The thirteen desserts (Occitan: lei tretze dessèrts) are the traditional dessert foods used to celebrate Christmas in the French region of Provence. The "big supper" (le gros souper) ends with a ritual 13 desserts, representing Jesus Christ and the 12 apostles. The desserts always number thirteen but the exact items vary by local or familial tradition.
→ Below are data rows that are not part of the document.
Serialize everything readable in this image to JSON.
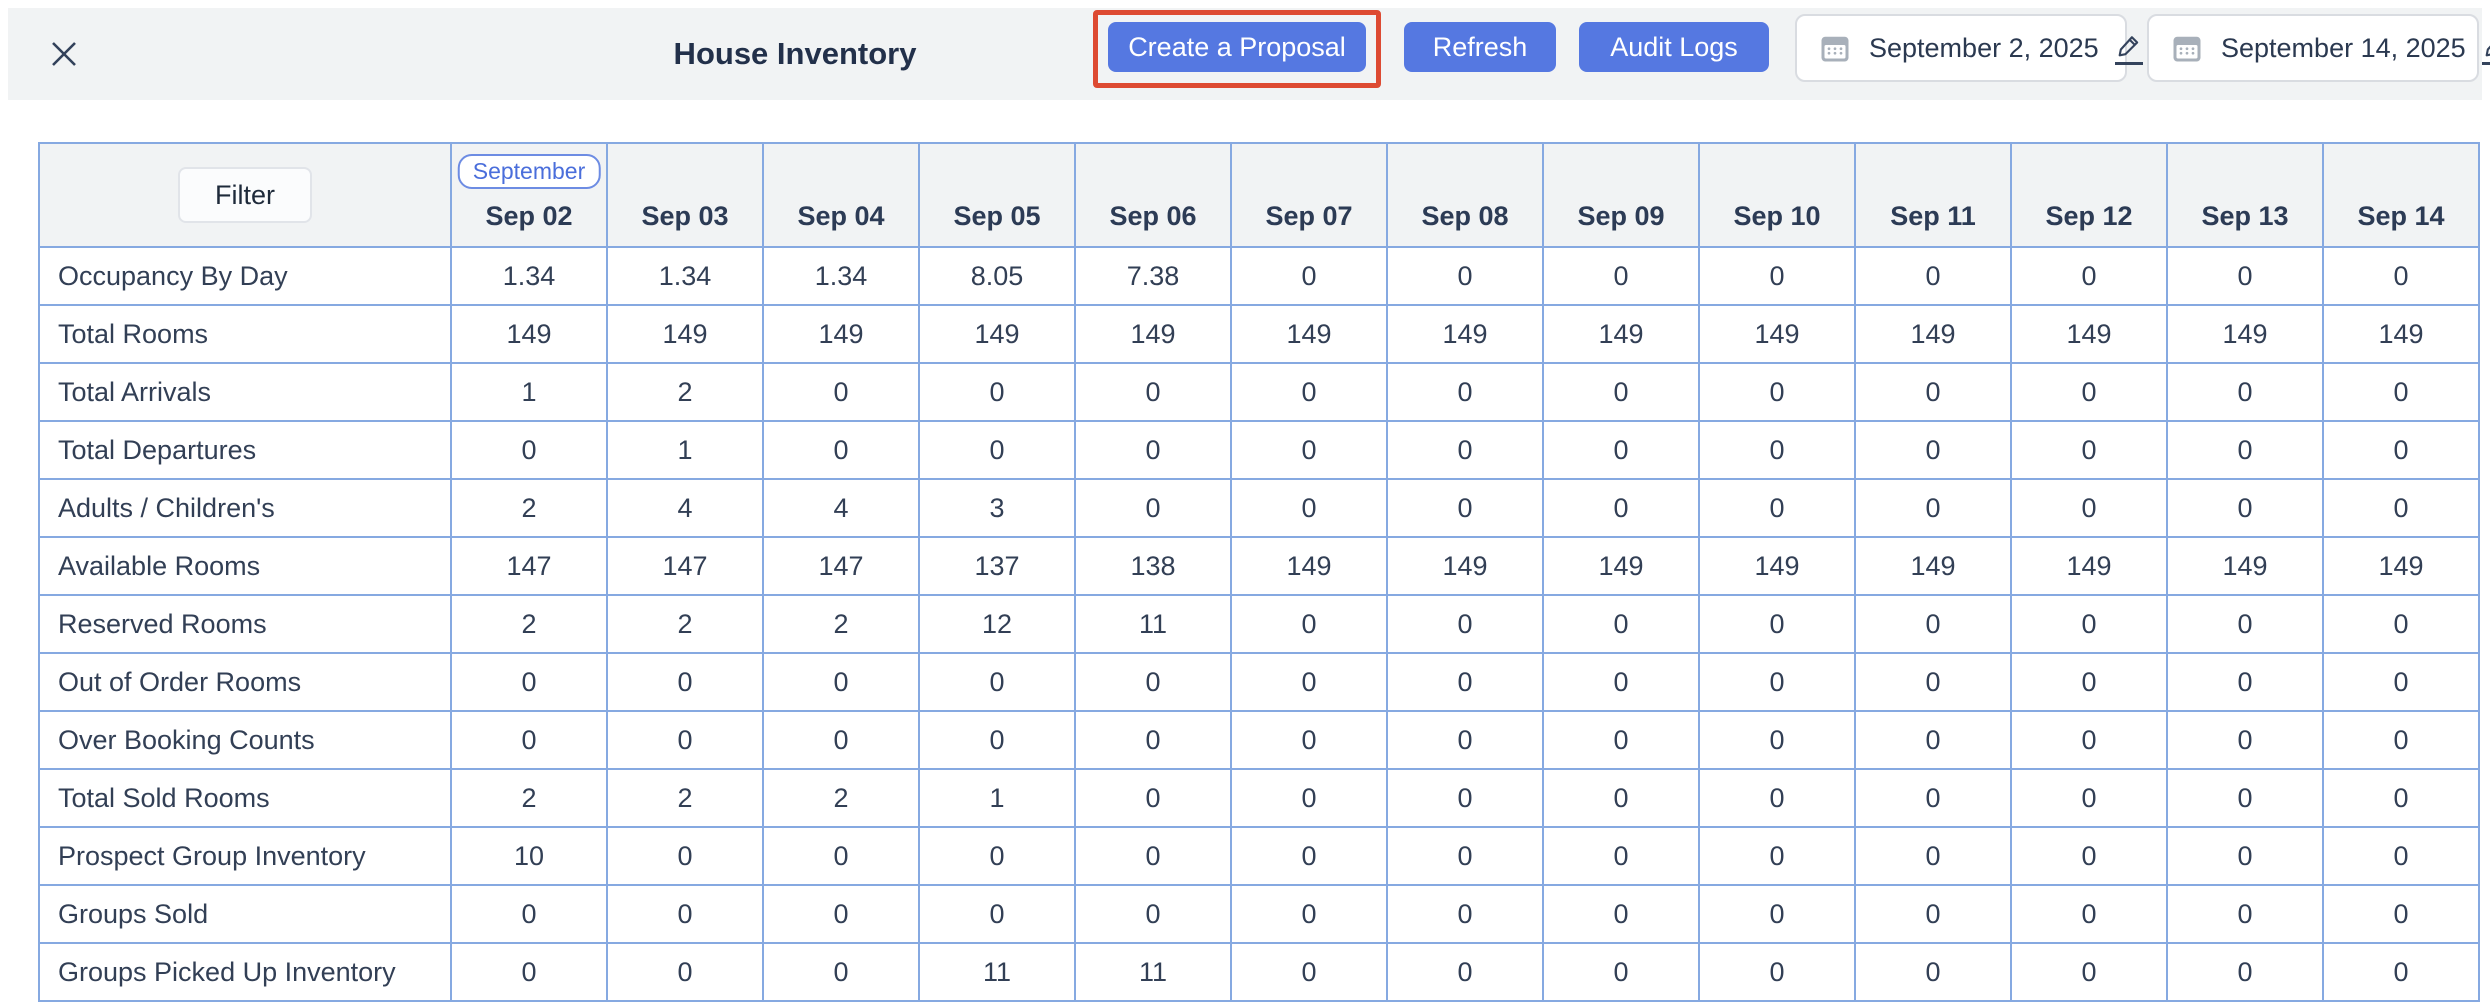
{
  "app": {
    "title": "House Inventory"
  },
  "toolbar": {
    "create_proposal_label": "Create a Proposal",
    "refresh_label": "Refresh",
    "audit_logs_label": "Audit Logs",
    "start_date": "September 2, 2025",
    "end_date": "September 14, 2025"
  },
  "annotation": {
    "highlighted_button": "Create a Proposal",
    "highlight_color": "#dd4a32"
  },
  "icons": {
    "close": "close-icon",
    "calendar": "calendar-icon",
    "edit": "edit-pencil-icon"
  },
  "table": {
    "filter_button_label": "Filter",
    "month_badge": "September",
    "columns": [
      "Sep 02",
      "Sep 03",
      "Sep 04",
      "Sep 05",
      "Sep 06",
      "Sep 07",
      "Sep 08",
      "Sep 09",
      "Sep 10",
      "Sep 11",
      "Sep 12",
      "Sep 13",
      "Sep 14"
    ],
    "rows": [
      {
        "label": "Occupancy By Day",
        "values": [
          "1.34",
          "1.34",
          "1.34",
          "8.05",
          "7.38",
          "0",
          "0",
          "0",
          "0",
          "0",
          "0",
          "0",
          "0"
        ]
      },
      {
        "label": "Total Rooms",
        "values": [
          "149",
          "149",
          "149",
          "149",
          "149",
          "149",
          "149",
          "149",
          "149",
          "149",
          "149",
          "149",
          "149"
        ]
      },
      {
        "label": "Total Arrivals",
        "values": [
          "1",
          "2",
          "0",
          "0",
          "0",
          "0",
          "0",
          "0",
          "0",
          "0",
          "0",
          "0",
          "0"
        ]
      },
      {
        "label": "Total Departures",
        "values": [
          "0",
          "1",
          "0",
          "0",
          "0",
          "0",
          "0",
          "0",
          "0",
          "0",
          "0",
          "0",
          "0"
        ]
      },
      {
        "label": "Adults / Children's",
        "values": [
          "2",
          "4",
          "4",
          "3",
          "0",
          "0",
          "0",
          "0",
          "0",
          "0",
          "0",
          "0",
          "0"
        ]
      },
      {
        "label": "Available Rooms",
        "values": [
          "147",
          "147",
          "147",
          "137",
          "138",
          "149",
          "149",
          "149",
          "149",
          "149",
          "149",
          "149",
          "149"
        ]
      },
      {
        "label": "Reserved Rooms",
        "values": [
          "2",
          "2",
          "2",
          "12",
          "11",
          "0",
          "0",
          "0",
          "0",
          "0",
          "0",
          "0",
          "0"
        ]
      },
      {
        "label": "Out of Order Rooms",
        "values": [
          "0",
          "0",
          "0",
          "0",
          "0",
          "0",
          "0",
          "0",
          "0",
          "0",
          "0",
          "0",
          "0"
        ]
      },
      {
        "label": "Over Booking Counts",
        "values": [
          "0",
          "0",
          "0",
          "0",
          "0",
          "0",
          "0",
          "0",
          "0",
          "0",
          "0",
          "0",
          "0"
        ]
      },
      {
        "label": "Total Sold Rooms",
        "values": [
          "2",
          "2",
          "2",
          "1",
          "0",
          "0",
          "0",
          "0",
          "0",
          "0",
          "0",
          "0",
          "0"
        ]
      },
      {
        "label": "Prospect Group Inventory",
        "values": [
          "10",
          "0",
          "0",
          "0",
          "0",
          "0",
          "0",
          "0",
          "0",
          "0",
          "0",
          "0",
          "0"
        ]
      },
      {
        "label": "Groups Sold",
        "values": [
          "0",
          "0",
          "0",
          "0",
          "0",
          "0",
          "0",
          "0",
          "0",
          "0",
          "0",
          "0",
          "0"
        ]
      },
      {
        "label": "Groups Picked Up Inventory",
        "values": [
          "0",
          "0",
          "0",
          "11",
          "11",
          "0",
          "0",
          "0",
          "0",
          "0",
          "0",
          "0",
          "0"
        ]
      }
    ]
  },
  "colors": {
    "header_bg": "#f1f3f4",
    "grid_border": "#86a9e1",
    "outer_border": "#6e9ad9",
    "accent_blue": "#5578e1",
    "badge_blue": "#4a6edb",
    "annotation_red": "#dd4a32",
    "text_dark": "#2c3a52",
    "title_text": "#22304a"
  }
}
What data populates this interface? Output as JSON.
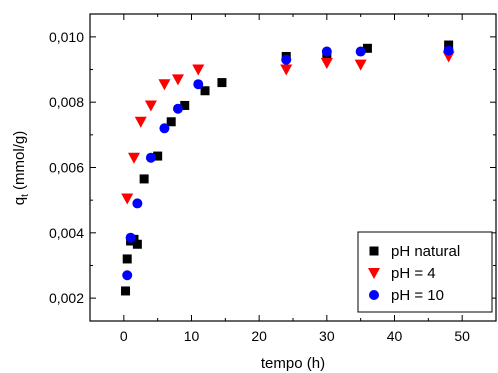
{
  "chart_data": {
    "type": "scatter",
    "xlabel": "tempo (h)",
    "ylabel_main": "q",
    "ylabel_sub": "t",
    "ylabel_unit": " (mmol/g)",
    "xlim": [
      -5,
      55
    ],
    "ylim": [
      0.0013,
      0.0107
    ],
    "x_ticks": [
      {
        "value": 0,
        "label": "0"
      },
      {
        "value": 10,
        "label": "10"
      },
      {
        "value": 20,
        "label": "20"
      },
      {
        "value": 30,
        "label": "30"
      },
      {
        "value": 40,
        "label": "40"
      },
      {
        "value": 50,
        "label": "50"
      }
    ],
    "y_ticks": [
      {
        "value": 0.002,
        "label": "0,002"
      },
      {
        "value": 0.004,
        "label": "0,004"
      },
      {
        "value": 0.006,
        "label": "0,006"
      },
      {
        "value": 0.008,
        "label": "0,008"
      },
      {
        "value": 0.01,
        "label": "0,010"
      }
    ],
    "grid": false,
    "legend_position": "bottom-right",
    "series": [
      {
        "name": "pH natural",
        "marker": "square",
        "color": "#000000",
        "x": [
          0.25,
          0.5,
          1,
          1.5,
          2,
          3,
          5,
          7,
          9,
          12,
          14.5,
          24,
          30,
          36,
          48
        ],
        "y": [
          0.00222,
          0.0032,
          0.00375,
          0.0038,
          0.00365,
          0.00565,
          0.00635,
          0.0074,
          0.0079,
          0.00835,
          0.0086,
          0.0094,
          0.0094,
          0.00965,
          0.00975
        ]
      },
      {
        "name": "pH = 4",
        "marker": "triangle-down",
        "color": "#ff0000",
        "x": [
          0.5,
          1.5,
          2.5,
          4,
          6,
          8,
          11,
          24,
          30,
          35,
          48
        ],
        "y": [
          0.00505,
          0.0063,
          0.0074,
          0.0079,
          0.00855,
          0.0087,
          0.009,
          0.009,
          0.0092,
          0.00915,
          0.0094
        ]
      },
      {
        "name": "pH = 10",
        "marker": "circle",
        "color": "#0000ff",
        "x": [
          0.5,
          1,
          2,
          4,
          6,
          8,
          11,
          24,
          30,
          35,
          48
        ],
        "y": [
          0.0027,
          0.00385,
          0.0049,
          0.0063,
          0.0072,
          0.0078,
          0.00855,
          0.0093,
          0.00955,
          0.00955,
          0.00958
        ]
      }
    ]
  }
}
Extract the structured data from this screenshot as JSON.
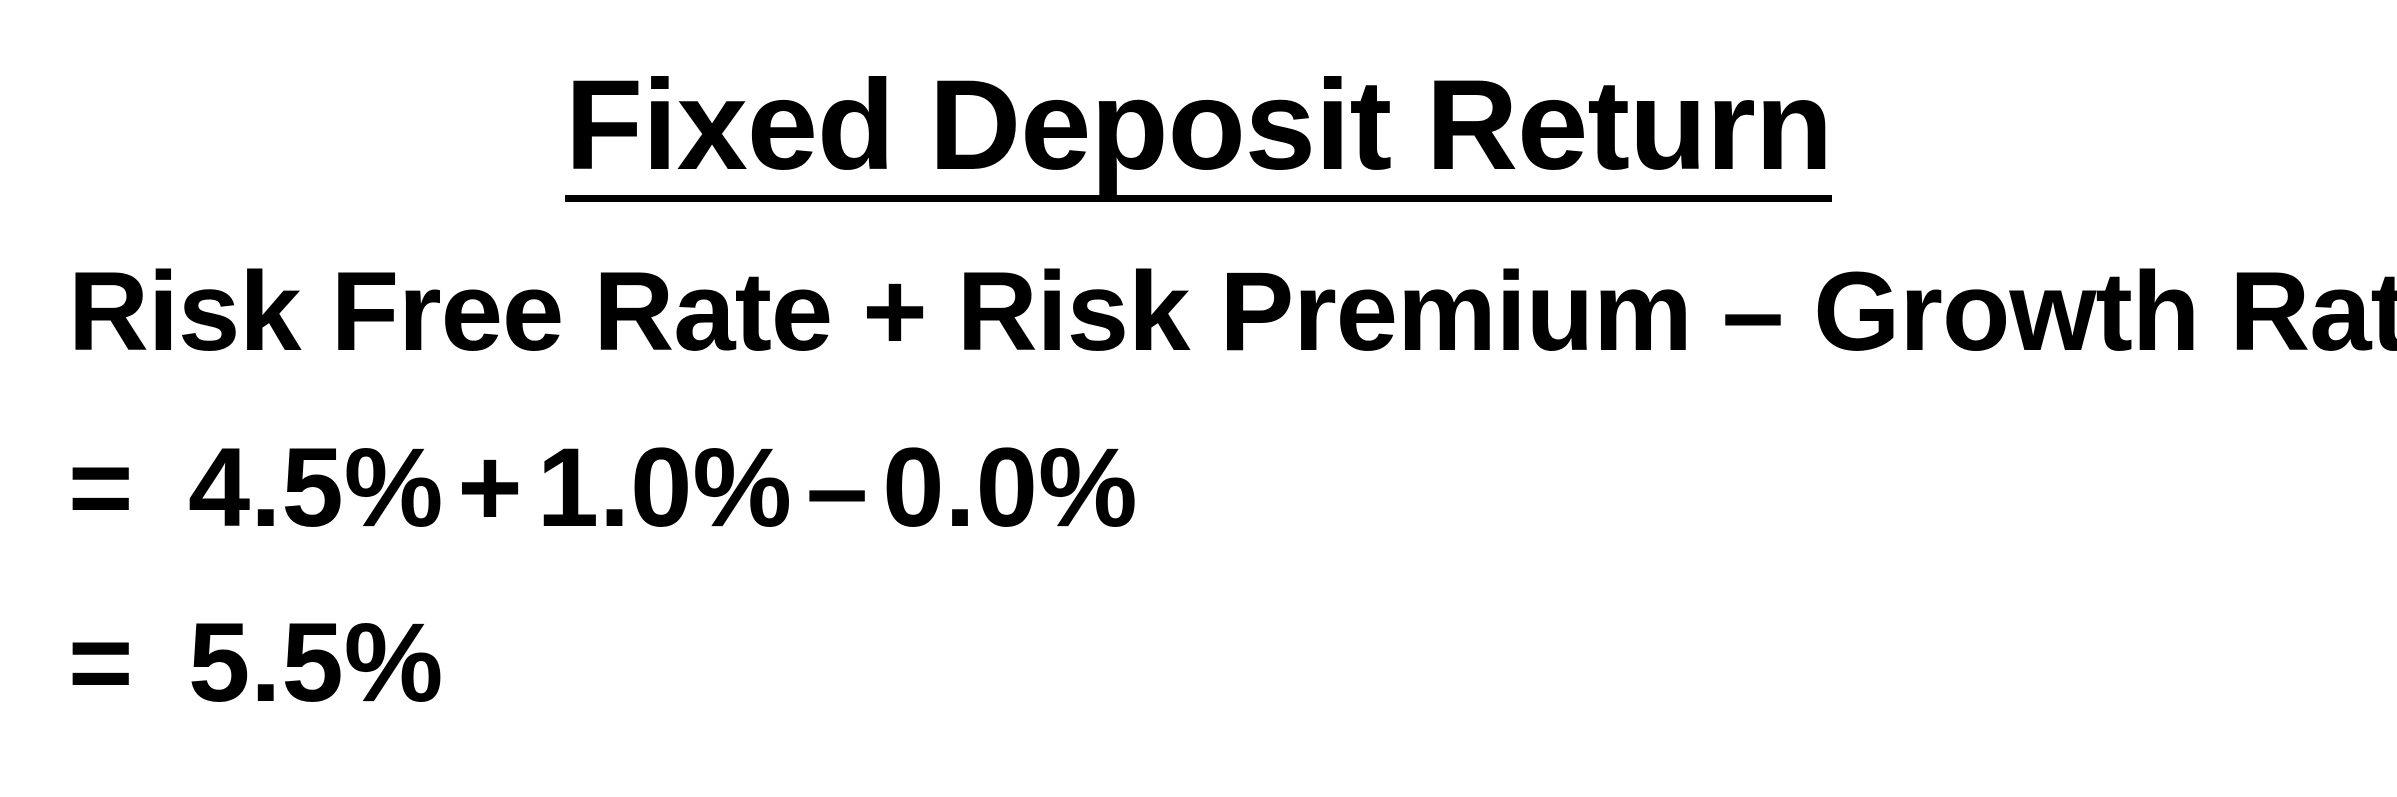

The food traditionally is set out Christmas Eve and remains on the table three days until December 27.

==Dried fruit and nuts==
The first four of these are known as the "four beggars" (les quatre mendiants), representing the four mendicant monastic orders: Dominicans, Franciscans, Augustinians and Carmelites.
- Raisins (Dominicans)
- Walnuts or hazelnuts (Augustinians)
- Dried figs (Franciscans)
- Almonds (Carmelites)
- Dates, representing the foods of the region where Christ lived and died
- Dried plums from Brignoles

==Fresh fruit==
- Apples
- Pears
- Oranges
- Winter melon
- Grapes
- Tangerines

==Sweets==
- Biscotins (biscuits) from Aix;
- Calissons d'Aix, a marzipan-like candy made from almond paste and candied melon.
- Candied citron
- Casse-dents of Allauch (biscuit)
- Cumin and fennel seed biscuits
- Fried bugnes
- Fruit tourtes
- Oreillettes, light thin waffles
- Pain d'epices
- Pompes à l'huile or fougasse à l'huile d'olive, a sweet cake or brioche made with orange flower water and olive oil
- Quince cheese/quince paste (Pâte de coing)
- Yule log
- Two kinds of nougat, symbolizing good and evil
  - Black nougat with honey (Nougat noir au miel), a hard candy made with honey and almonds
  - White nougat (Nougat blanc), a soft candy made with sugar, eggs, pistachios, honey, and almonds

==French wedding foodways==
Bayle St. John, writing in The Purple Tints of Paris (vol. 2)
"The dishes are substantial; soup, boiled beef, veal, salad, cheese, apples, and what are called, for some mysterious reason, the four beggars — nuts, figs, almonds, and raisins, mixed together."